El cura y los mandarines es un libro ambicioso por el
espacio temporal que cubre y por la cantidad de personajes y de acontecimientos
que abarca, una obra sólo al alcance de un periodista con un vasto bagaje
cultural. No obstante sus pretensiones pueden dar lugar a engaño dado que se
centra sobre todo en un ámbito de la cultura: la intelectualidad. Desde el
punto de vista cronológico la obra se ofrece un tanto desequilibrada ya que sus
primeras 400 páginas cubren apenas tres años, el periodo que va de 1962 a 1964.

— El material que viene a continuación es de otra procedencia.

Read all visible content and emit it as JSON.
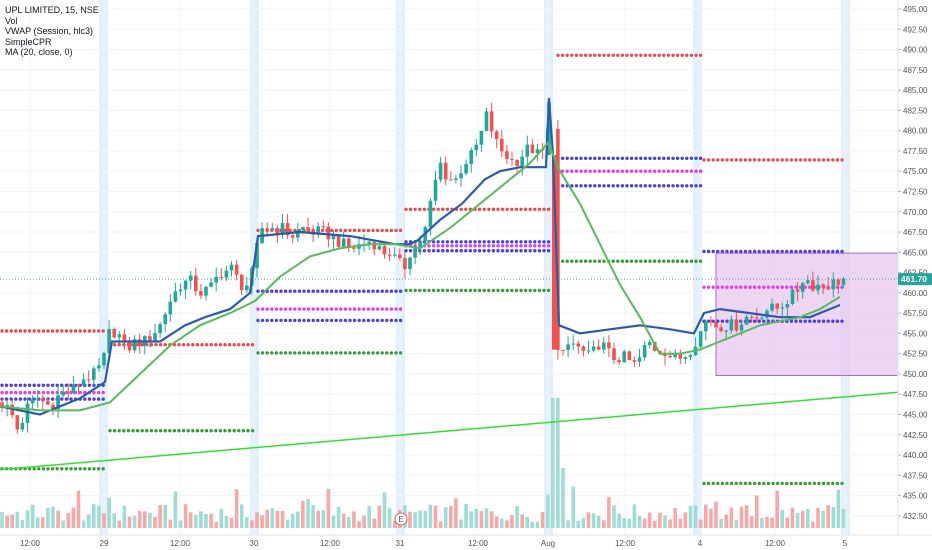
{
  "legend": {
    "title": "UPL LIMITED, 15, NSE",
    "items": [
      "Vol",
      "VWAP (Session, hlc3)",
      "SimpleCPR",
      "MA (20, close, 0)"
    ]
  },
  "colors": {
    "up": "#26a69a",
    "down": "#ef5350",
    "vwap": "#2a5caa",
    "ma": "#5cb85c",
    "trendline": "#33dd33",
    "cpr_red": "#e74c4c",
    "cpr_blue": "#4a3fe0",
    "cpr_magenta": "#e040e0",
    "cpr_green": "#3a9a3a",
    "box_fill": "#e6c3ee",
    "box_stroke": "#a050b0",
    "price_tag": "#26a69a"
  },
  "chart_data": {
    "type": "candlestick",
    "y_range": [
      431.0,
      495.5
    ],
    "y_ticks": [
      "432.50",
      "435.00",
      "437.50",
      "440.00",
      "442.50",
      "445.00",
      "447.50",
      "450.00",
      "452.50",
      "455.00",
      "457.50",
      "460.00",
      "462.50",
      "465.00",
      "467.50",
      "470.00",
      "472.50",
      "475.00",
      "477.50",
      "480.00",
      "482.50",
      "485.00",
      "487.50",
      "490.00",
      "492.50",
      "495.00"
    ],
    "x_labels": [
      "12:00",
      "29",
      "12:00",
      "30",
      "12:00",
      "31",
      "12:00",
      "Aug",
      "12:00",
      "4",
      "12:00",
      "5"
    ],
    "last_price": "461.70",
    "event_marker": "E",
    "price_path": [
      [
        0,
        446.5
      ],
      [
        10,
        445.5
      ],
      [
        18,
        443
      ],
      [
        28,
        446
      ],
      [
        38,
        447
      ],
      [
        50,
        446
      ],
      [
        60,
        447.5
      ],
      [
        72,
        448
      ],
      [
        84,
        449.5
      ],
      [
        96,
        450
      ],
      [
        104,
        452
      ],
      [
        110,
        455.5
      ],
      [
        118,
        455
      ],
      [
        126,
        453
      ],
      [
        136,
        454
      ],
      [
        146,
        454
      ],
      [
        160,
        456
      ],
      [
        170,
        459
      ],
      [
        180,
        461
      ],
      [
        190,
        461.5
      ],
      [
        200,
        460
      ],
      [
        210,
        460.5
      ],
      [
        220,
        462.5
      ],
      [
        232,
        463
      ],
      [
        240,
        461
      ],
      [
        250,
        461
      ],
      [
        256,
        465
      ],
      [
        262,
        468
      ],
      [
        272,
        468
      ],
      [
        282,
        468
      ],
      [
        292,
        467
      ],
      [
        302,
        468
      ],
      [
        312,
        467.5
      ],
      [
        322,
        467.5
      ],
      [
        332,
        467
      ],
      [
        342,
        466
      ],
      [
        352,
        465.5
      ],
      [
        362,
        466
      ],
      [
        372,
        466.5
      ],
      [
        382,
        465
      ],
      [
        390,
        465
      ],
      [
        396,
        464
      ],
      [
        404,
        463
      ],
      [
        410,
        465
      ],
      [
        418,
        466
      ],
      [
        426,
        468
      ],
      [
        432,
        472
      ],
      [
        440,
        476
      ],
      [
        448,
        474
      ],
      [
        456,
        474
      ],
      [
        464,
        476
      ],
      [
        472,
        477
      ],
      [
        480,
        479
      ],
      [
        486,
        482
      ],
      [
        492,
        480
      ],
      [
        498,
        478
      ],
      [
        506,
        477
      ],
      [
        514,
        476
      ],
      [
        522,
        477
      ],
      [
        530,
        478
      ],
      [
        538,
        477
      ],
      [
        544,
        477.5
      ],
      [
        548,
        480
      ],
      [
        552,
        475
      ],
      [
        556,
        453
      ],
      [
        562,
        452
      ],
      [
        570,
        454
      ],
      [
        580,
        453
      ],
      [
        590,
        452
      ],
      [
        600,
        454
      ],
      [
        612,
        452
      ],
      [
        624,
        452
      ],
      [
        636,
        451
      ],
      [
        648,
        454
      ],
      [
        656,
        453
      ],
      [
        664,
        453
      ],
      [
        672,
        452
      ],
      [
        682,
        452
      ],
      [
        690,
        453
      ],
      [
        700,
        455
      ],
      [
        708,
        457
      ],
      [
        716,
        456
      ],
      [
        726,
        456
      ],
      [
        736,
        456
      ],
      [
        746,
        457
      ],
      [
        756,
        457
      ],
      [
        766,
        458
      ],
      [
        776,
        458
      ],
      [
        786,
        459
      ],
      [
        796,
        460
      ],
      [
        804,
        462
      ],
      [
        812,
        461
      ],
      [
        820,
        461
      ],
      [
        830,
        461
      ],
      [
        842,
        461.7
      ]
    ],
    "vwap": [
      [
        0,
        446
      ],
      [
        40,
        445
      ],
      [
        80,
        447
      ],
      [
        105,
        449
      ],
      [
        112,
        454
      ],
      [
        135,
        454
      ],
      [
        160,
        454
      ],
      [
        185,
        456
      ],
      [
        205,
        457
      ],
      [
        230,
        458
      ],
      [
        250,
        460
      ],
      [
        258,
        467
      ],
      [
        300,
        467.5
      ],
      [
        350,
        467
      ],
      [
        395,
        466
      ],
      [
        404,
        466
      ],
      [
        410,
        466
      ],
      [
        418,
        466.5
      ],
      [
        440,
        469
      ],
      [
        462,
        471
      ],
      [
        485,
        474
      ],
      [
        500,
        475
      ],
      [
        520,
        475.5
      ],
      [
        546,
        475.5
      ],
      [
        549,
        484
      ],
      [
        553,
        477
      ],
      [
        559,
        456
      ],
      [
        580,
        455
      ],
      [
        610,
        455.5
      ],
      [
        640,
        456
      ],
      [
        670,
        455.5
      ],
      [
        694,
        455
      ],
      [
        704,
        457.5
      ],
      [
        720,
        458
      ],
      [
        750,
        457.5
      ],
      [
        780,
        457
      ],
      [
        810,
        457
      ],
      [
        840,
        458.5
      ]
    ],
    "ma": [
      [
        0,
        446
      ],
      [
        40,
        445.5
      ],
      [
        80,
        445.5
      ],
      [
        110,
        446.5
      ],
      [
        140,
        450
      ],
      [
        170,
        453.5
      ],
      [
        200,
        456
      ],
      [
        230,
        457.5
      ],
      [
        255,
        459
      ],
      [
        280,
        462
      ],
      [
        310,
        464.5
      ],
      [
        340,
        465.5
      ],
      [
        370,
        466
      ],
      [
        395,
        466
      ],
      [
        420,
        465.5
      ],
      [
        450,
        468
      ],
      [
        480,
        471
      ],
      [
        510,
        474
      ],
      [
        530,
        476
      ],
      [
        548,
        478.5
      ],
      [
        560,
        475
      ],
      [
        580,
        471
      ],
      [
        600,
        466
      ],
      [
        620,
        461
      ],
      [
        640,
        457
      ],
      [
        660,
        452.5
      ],
      [
        680,
        452.5
      ],
      [
        700,
        453
      ],
      [
        720,
        454
      ],
      [
        740,
        455
      ],
      [
        760,
        456
      ],
      [
        780,
        456.5
      ],
      [
        800,
        457
      ],
      [
        820,
        458
      ],
      [
        840,
        459.5
      ]
    ],
    "trendline": [
      [
        0,
        438.2
      ],
      [
        932,
        448.1
      ]
    ],
    "cpr_levels": [
      {
        "x0": 0,
        "x1": 108,
        "y": 455.3,
        "color": "red"
      },
      {
        "x0": 0,
        "x1": 108,
        "y": 448.6,
        "color": "blue"
      },
      {
        "x0": 0,
        "x1": 108,
        "y": 447.7,
        "color": "magenta"
      },
      {
        "x0": 0,
        "x1": 108,
        "y": 446.9,
        "color": "blue"
      },
      {
        "x0": 0,
        "x1": 108,
        "y": 438.3,
        "color": "green"
      },
      {
        "x0": 108,
        "x1": 256,
        "y": 453.6,
        "color": "red"
      },
      {
        "x0": 108,
        "x1": 256,
        "y": 443.0,
        "color": "green"
      },
      {
        "x0": 256,
        "x1": 404,
        "y": 467.7,
        "color": "red"
      },
      {
        "x0": 256,
        "x1": 404,
        "y": 460.2,
        "color": "blue"
      },
      {
        "x0": 256,
        "x1": 404,
        "y": 458.0,
        "color": "magenta"
      },
      {
        "x0": 256,
        "x1": 404,
        "y": 456.6,
        "color": "blue"
      },
      {
        "x0": 256,
        "x1": 404,
        "y": 452.6,
        "color": "green"
      },
      {
        "x0": 404,
        "x1": 550,
        "y": 470.3,
        "color": "red"
      },
      {
        "x0": 404,
        "x1": 550,
        "y": 466.3,
        "color": "blue"
      },
      {
        "x0": 404,
        "x1": 550,
        "y": 465.8,
        "color": "magenta"
      },
      {
        "x0": 404,
        "x1": 550,
        "y": 465.2,
        "color": "blue"
      },
      {
        "x0": 404,
        "x1": 550,
        "y": 460.3,
        "color": "green"
      },
      {
        "x0": 556,
        "x1": 702,
        "y": 489.3,
        "color": "red"
      },
      {
        "x0": 556,
        "x1": 702,
        "y": 476.6,
        "color": "blue"
      },
      {
        "x0": 556,
        "x1": 702,
        "y": 475.0,
        "color": "magenta"
      },
      {
        "x0": 556,
        "x1": 702,
        "y": 473.2,
        "color": "blue"
      },
      {
        "x0": 556,
        "x1": 702,
        "y": 463.9,
        "color": "green"
      },
      {
        "x0": 702,
        "x1": 845,
        "y": 476.4,
        "color": "red"
      },
      {
        "x0": 702,
        "x1": 845,
        "y": 465.1,
        "color": "blue"
      },
      {
        "x0": 702,
        "x1": 845,
        "y": 460.7,
        "color": "magenta"
      },
      {
        "x0": 702,
        "x1": 845,
        "y": 456.5,
        "color": "blue"
      },
      {
        "x0": 702,
        "x1": 845,
        "y": 436.5,
        "color": "green"
      }
    ],
    "range_box": {
      "y_high": 464.9,
      "y_low": 449.8
    },
    "session_bands": [
      103,
      254,
      400,
      548,
      697,
      845
    ]
  }
}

Da la impresión como si estuviera concebida en torno a sólidos trabajos
preliminares centrados en épocas concretas y de ahí su descompensación. Se echa
en falta asimismo un más riguroso trabajo de edición y de corrección en algunos
pasajes. Destaca, por último, la omisión en el texto de referencias a la
editorial Planeta pese a su relevante y controvertido papel, cabe pensar que
porque era la llamada a publicar el libro. Una ausencia chocante que sirve de
recordatorio de que nadie, tampoco Morán, se libra de tener que hilar fino. Se
trata, no obstante, de taras que no desmerecen un trabajo oportuno e iluminador
que, con espíritu crítico, ácido en ocasiones, contribuye a revisar desde la
óptica cultural y desde el momento actual la historia reciente de España y el
relato sobre su cada vez más cuestionada adaptación a la democracia.